A wrong ground-state structure of HfO2 predicted by machine-learning interatomic potentials based on the PBE functional

Abstract

Machine-learning interatomic potentials (MLIPs) have become powerful tools for material simulations. Many MLIPs are trained based on density functional theory (DFT) datasets generated with the Perdew-Burke-Ernzerhof (PBE) exchange-correlation functional. Using a PBE-based MLIP for HfO2, we identify a previously unreported low-energy I41/amd structure, which is predicted to be more stable than the well-known ground-state structure, the monoclinic P21/c structure.
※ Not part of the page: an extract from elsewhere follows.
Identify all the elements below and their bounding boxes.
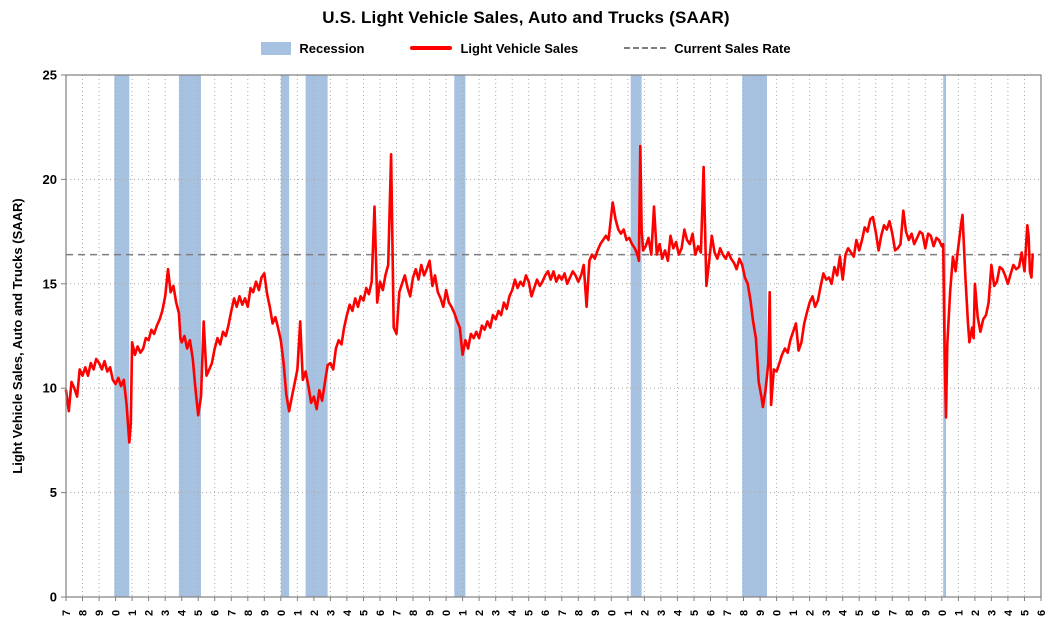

Since experiments show clearly that HfO2 takes the P21/c structure as the ground state, this is obviously a wrong prediction. Unfortunately, the same prediction is also made by widely used PBE-based foundation models such as NequIP-OAM-L and MatterSim-v1-5M. Comparisons among different DFT functionals show that this error originates from the PBE functional, which overstabilizes low-density structures containing sixfold Hf-O octahedral units, such as the I41/amd and Pbcn phases. The error also affects the calculated energy landscapes and barrier heights along ferroelectric HfO2 polarization switching paths when there are large lattice relaxations. Fortunately, the error can be largely suppressed by other functionals such as PBEsol and local density approximation. Our study serves as a warning about the impact of errors in exchange-correlation functional approximations on the reliability of MLIP simulations of crystal structures and phase transitions.